How can we now cope with a large amount of data and still do a thorough job of analysis so that we don’t miss the Nobel Prize?— Bill Cleveland, Getting Past the Pie Chart, SEED Magazine, 2.18.2009
For the past year, I’ve been slowly drifting off my statistical roots – more interested in design and aesthetics than in whether or not a particular graphic works or the more numeric tools at my disposal. I’ve always had more fun experimenting on a bunch different things rather than really knuckling down on a particular problem. This works for a lot of things – like online musings – but you miss a lot of the important technical points in the process, so I’ve been (slowly) working my way back to the analytical side of the river.
If you really want to learn about a large dataset, visualization is only part of the answer. It’s an exploratory process. You create a graph. You create a whole bunch of graphs. Notice anything interesting? Okay, let’s look over there. This process is called exploratory data analysis, coined by famed statistician John Tukey back in the 1970s. Too often we settle on a particular graphic because it looks pretty, or worse, it helps prove our point. We get blinded by outside motivations, that we forget to listen and look at what else the data have to say. On the flip side, we often like to visualize everything at once and leave it at that. This works to an extent, but we miss out on a lot of details.

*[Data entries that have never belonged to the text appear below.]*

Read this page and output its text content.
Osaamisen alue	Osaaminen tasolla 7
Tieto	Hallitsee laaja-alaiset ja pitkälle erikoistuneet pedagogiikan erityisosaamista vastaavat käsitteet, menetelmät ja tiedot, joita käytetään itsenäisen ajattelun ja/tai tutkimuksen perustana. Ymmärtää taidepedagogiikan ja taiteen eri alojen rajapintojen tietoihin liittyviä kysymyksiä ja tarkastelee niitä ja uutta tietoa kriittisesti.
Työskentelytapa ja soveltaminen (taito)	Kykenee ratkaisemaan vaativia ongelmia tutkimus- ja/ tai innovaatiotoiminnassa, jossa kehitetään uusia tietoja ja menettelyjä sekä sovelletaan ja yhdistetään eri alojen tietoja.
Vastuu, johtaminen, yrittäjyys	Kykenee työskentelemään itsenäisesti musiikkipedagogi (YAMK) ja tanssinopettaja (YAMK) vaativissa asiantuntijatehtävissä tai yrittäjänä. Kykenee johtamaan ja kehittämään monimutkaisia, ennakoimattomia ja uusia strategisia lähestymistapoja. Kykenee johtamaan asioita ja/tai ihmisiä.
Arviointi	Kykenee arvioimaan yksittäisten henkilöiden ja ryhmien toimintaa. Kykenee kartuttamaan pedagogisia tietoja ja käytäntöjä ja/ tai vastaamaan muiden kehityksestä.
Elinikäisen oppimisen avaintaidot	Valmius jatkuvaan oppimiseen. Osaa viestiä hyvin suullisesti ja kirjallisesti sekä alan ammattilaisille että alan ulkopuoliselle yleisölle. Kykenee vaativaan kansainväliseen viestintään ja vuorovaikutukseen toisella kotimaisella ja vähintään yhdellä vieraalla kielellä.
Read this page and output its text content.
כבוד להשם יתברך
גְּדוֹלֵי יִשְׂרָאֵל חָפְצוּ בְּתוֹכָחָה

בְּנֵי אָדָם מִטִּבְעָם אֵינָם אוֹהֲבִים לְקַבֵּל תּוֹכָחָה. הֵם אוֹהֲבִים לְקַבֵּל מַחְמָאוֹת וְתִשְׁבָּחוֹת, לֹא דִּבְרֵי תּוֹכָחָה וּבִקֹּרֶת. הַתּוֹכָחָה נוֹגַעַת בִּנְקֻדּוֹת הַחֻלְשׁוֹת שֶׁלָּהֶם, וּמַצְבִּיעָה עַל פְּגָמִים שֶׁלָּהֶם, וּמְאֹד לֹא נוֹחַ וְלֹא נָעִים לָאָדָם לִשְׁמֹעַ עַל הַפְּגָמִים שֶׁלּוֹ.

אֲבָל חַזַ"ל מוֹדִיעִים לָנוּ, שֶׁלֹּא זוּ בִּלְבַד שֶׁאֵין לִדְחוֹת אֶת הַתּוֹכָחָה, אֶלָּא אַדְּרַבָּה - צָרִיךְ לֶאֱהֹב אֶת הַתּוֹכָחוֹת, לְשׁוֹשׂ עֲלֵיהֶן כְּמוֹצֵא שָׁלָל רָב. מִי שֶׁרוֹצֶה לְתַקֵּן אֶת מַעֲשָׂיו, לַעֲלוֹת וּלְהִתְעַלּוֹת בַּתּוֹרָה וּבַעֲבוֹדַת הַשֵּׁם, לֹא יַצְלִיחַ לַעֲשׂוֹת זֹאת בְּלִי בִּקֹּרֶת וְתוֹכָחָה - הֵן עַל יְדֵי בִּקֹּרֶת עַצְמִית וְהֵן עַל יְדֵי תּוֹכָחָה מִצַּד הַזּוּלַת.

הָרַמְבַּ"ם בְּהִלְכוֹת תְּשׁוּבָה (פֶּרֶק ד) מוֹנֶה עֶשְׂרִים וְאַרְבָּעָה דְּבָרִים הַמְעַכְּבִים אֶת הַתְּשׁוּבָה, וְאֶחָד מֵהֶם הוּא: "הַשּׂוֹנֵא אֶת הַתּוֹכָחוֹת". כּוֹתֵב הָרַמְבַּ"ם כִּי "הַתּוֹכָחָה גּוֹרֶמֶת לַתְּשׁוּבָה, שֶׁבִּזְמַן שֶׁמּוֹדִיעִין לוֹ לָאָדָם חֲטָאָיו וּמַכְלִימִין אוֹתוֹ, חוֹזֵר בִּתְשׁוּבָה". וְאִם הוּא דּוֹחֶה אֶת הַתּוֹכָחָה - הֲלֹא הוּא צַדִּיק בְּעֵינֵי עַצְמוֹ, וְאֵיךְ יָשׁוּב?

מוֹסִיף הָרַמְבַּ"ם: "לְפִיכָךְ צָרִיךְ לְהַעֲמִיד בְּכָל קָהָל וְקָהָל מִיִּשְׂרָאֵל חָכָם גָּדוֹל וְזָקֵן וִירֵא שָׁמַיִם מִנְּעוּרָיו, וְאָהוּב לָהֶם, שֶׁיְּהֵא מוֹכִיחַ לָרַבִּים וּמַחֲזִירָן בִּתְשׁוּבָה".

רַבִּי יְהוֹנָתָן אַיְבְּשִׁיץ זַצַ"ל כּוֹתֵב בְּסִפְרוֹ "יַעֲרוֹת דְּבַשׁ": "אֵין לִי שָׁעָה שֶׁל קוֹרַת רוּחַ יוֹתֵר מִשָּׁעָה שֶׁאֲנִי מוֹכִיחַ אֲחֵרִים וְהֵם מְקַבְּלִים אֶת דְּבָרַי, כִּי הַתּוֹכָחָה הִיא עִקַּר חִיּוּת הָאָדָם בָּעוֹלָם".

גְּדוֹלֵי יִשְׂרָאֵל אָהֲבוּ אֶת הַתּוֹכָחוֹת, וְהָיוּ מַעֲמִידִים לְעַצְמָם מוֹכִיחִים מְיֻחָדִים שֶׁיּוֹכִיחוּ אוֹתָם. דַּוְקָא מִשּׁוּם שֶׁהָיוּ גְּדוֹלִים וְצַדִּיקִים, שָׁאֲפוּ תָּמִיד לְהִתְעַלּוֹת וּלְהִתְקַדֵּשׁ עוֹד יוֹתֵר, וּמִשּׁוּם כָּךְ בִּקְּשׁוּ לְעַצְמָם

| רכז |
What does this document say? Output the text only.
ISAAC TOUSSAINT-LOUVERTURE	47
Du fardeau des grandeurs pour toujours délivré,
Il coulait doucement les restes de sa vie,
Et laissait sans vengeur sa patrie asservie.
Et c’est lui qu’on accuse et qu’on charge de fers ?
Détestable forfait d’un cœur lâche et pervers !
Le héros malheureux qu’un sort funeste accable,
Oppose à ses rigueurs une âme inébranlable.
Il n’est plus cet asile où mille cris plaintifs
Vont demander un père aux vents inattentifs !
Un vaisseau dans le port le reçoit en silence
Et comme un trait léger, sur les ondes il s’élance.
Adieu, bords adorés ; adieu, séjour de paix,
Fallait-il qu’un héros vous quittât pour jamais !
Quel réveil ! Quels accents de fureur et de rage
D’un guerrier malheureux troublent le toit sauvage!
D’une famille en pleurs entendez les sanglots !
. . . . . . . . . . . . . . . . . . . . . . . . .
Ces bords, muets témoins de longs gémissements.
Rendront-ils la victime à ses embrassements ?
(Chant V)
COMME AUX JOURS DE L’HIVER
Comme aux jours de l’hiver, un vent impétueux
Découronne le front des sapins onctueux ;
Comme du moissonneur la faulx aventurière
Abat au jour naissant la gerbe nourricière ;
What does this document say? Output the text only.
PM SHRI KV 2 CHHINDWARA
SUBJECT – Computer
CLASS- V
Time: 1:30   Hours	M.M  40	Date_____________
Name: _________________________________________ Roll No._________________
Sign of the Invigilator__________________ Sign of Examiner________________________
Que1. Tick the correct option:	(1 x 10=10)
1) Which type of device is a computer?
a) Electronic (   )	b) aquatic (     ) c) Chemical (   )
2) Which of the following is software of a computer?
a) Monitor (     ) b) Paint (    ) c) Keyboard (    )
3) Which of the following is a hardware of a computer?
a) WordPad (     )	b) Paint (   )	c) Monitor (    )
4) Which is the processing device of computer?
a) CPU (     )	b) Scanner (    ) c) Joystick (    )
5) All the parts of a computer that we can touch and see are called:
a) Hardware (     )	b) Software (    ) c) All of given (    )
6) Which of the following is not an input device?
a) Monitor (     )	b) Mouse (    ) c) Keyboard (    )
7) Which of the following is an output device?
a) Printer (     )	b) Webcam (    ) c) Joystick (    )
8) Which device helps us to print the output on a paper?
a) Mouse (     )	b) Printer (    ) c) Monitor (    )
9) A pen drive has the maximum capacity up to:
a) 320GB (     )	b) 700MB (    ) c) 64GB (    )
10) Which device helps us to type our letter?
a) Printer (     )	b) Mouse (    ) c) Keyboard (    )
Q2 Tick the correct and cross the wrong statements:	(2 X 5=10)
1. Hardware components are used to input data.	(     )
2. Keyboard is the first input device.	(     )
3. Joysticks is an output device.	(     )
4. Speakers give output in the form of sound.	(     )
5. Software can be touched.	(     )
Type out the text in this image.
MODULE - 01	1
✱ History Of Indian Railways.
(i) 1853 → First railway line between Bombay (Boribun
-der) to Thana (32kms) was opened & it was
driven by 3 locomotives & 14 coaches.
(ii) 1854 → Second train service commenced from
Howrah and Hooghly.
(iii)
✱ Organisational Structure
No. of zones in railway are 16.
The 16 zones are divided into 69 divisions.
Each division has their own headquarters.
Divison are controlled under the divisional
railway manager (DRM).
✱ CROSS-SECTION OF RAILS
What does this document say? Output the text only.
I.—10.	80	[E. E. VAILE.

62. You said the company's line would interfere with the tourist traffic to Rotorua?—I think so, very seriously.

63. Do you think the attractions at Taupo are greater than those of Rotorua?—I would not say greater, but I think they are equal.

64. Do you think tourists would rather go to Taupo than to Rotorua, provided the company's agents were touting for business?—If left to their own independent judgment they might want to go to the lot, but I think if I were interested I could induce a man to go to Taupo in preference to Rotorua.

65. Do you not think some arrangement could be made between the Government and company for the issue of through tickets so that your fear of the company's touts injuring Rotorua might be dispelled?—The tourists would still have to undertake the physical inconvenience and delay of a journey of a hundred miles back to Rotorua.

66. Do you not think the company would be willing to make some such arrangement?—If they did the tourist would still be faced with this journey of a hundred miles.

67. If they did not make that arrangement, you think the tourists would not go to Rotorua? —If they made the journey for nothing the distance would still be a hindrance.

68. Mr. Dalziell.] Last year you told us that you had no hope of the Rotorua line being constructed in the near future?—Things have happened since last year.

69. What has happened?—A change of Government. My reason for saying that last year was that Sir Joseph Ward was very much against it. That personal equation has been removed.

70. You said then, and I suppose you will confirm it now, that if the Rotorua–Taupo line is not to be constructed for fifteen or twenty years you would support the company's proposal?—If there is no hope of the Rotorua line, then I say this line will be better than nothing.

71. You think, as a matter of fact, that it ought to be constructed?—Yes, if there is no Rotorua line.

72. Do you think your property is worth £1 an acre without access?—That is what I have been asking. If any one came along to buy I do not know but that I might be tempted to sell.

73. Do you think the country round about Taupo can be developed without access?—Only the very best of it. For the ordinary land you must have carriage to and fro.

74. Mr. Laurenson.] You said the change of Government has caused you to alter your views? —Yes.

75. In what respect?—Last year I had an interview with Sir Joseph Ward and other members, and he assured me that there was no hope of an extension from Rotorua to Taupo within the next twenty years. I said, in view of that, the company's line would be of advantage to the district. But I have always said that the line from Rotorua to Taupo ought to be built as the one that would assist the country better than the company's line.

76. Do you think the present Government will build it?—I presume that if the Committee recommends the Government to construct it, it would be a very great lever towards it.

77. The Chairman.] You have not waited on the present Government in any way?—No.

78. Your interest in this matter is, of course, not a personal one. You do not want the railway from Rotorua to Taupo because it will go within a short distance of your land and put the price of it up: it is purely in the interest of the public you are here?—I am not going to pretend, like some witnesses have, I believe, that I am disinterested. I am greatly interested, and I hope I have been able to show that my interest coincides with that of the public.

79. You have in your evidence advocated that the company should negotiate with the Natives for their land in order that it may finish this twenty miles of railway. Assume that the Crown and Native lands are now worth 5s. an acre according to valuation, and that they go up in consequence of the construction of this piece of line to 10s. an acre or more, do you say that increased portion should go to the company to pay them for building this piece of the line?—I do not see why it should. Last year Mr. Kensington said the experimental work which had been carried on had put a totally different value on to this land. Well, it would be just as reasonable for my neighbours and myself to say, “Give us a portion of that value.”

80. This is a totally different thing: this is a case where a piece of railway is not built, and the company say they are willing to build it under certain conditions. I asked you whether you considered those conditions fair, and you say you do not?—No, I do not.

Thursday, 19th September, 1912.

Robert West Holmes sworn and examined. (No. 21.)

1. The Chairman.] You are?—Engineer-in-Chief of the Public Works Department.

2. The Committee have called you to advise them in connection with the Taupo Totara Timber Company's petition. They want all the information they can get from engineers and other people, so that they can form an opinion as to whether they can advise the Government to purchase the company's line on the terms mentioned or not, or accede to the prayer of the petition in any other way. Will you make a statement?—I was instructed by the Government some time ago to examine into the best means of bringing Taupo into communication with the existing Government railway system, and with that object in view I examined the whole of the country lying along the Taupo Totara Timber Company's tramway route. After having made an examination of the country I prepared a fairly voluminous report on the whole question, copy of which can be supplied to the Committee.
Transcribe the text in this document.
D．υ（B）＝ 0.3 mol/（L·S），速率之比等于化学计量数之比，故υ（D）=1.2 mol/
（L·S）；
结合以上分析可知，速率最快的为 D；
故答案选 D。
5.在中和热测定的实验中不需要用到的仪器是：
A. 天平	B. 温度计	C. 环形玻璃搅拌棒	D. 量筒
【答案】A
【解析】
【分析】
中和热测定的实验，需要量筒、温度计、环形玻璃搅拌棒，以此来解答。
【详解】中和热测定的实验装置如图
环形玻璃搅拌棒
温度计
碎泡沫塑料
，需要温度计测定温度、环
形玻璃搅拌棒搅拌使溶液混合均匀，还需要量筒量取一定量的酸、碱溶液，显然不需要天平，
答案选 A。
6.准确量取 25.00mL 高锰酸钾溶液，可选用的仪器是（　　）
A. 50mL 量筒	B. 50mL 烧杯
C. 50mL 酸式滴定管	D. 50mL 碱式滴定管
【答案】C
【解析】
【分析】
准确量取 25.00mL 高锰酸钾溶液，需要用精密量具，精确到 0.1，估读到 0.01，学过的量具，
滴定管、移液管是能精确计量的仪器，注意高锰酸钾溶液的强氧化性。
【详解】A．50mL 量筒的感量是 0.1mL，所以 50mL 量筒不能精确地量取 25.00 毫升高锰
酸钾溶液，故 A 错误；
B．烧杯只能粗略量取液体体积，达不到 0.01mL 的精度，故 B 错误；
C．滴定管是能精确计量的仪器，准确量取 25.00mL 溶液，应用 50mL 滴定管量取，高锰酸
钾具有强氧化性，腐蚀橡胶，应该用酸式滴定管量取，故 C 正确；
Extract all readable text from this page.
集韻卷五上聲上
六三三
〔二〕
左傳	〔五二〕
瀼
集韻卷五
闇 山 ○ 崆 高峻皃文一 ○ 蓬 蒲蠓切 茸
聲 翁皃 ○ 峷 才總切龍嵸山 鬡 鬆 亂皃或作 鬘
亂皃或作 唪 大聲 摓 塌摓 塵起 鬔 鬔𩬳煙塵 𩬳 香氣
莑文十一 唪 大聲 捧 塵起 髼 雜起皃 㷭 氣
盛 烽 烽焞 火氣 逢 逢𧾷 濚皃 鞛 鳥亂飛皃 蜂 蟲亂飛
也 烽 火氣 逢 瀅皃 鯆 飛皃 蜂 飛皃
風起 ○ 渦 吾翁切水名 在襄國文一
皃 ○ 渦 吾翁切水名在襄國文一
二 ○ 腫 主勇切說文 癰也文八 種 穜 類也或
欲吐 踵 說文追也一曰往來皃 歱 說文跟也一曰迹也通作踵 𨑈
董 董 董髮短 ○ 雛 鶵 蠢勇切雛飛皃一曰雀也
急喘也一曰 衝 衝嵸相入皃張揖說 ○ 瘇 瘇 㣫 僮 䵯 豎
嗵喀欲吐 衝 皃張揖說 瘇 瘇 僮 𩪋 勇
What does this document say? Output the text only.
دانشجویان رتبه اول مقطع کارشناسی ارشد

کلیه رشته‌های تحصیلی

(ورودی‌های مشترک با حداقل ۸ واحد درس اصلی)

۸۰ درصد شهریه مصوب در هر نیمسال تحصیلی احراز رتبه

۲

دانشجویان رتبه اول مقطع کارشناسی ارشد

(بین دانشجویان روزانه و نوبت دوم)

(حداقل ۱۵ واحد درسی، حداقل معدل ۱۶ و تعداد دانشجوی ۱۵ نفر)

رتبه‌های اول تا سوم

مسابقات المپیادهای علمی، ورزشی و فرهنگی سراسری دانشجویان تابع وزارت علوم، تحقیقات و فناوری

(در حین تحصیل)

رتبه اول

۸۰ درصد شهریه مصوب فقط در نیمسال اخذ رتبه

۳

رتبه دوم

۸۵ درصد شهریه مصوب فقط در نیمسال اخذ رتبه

Basically, what I’m trying to say is that design can do wonders for visualization, yes, but so can analysis. Put the two together, and you’re going to gain a much better understanding of a dataset than if you were to have just one or the other. In my experience, designers are afraid of statistical methods and statisticians are oblivious to design. I say – put the two together. Learn both, and we’ll all be that much better at understanding the even bigger data to come.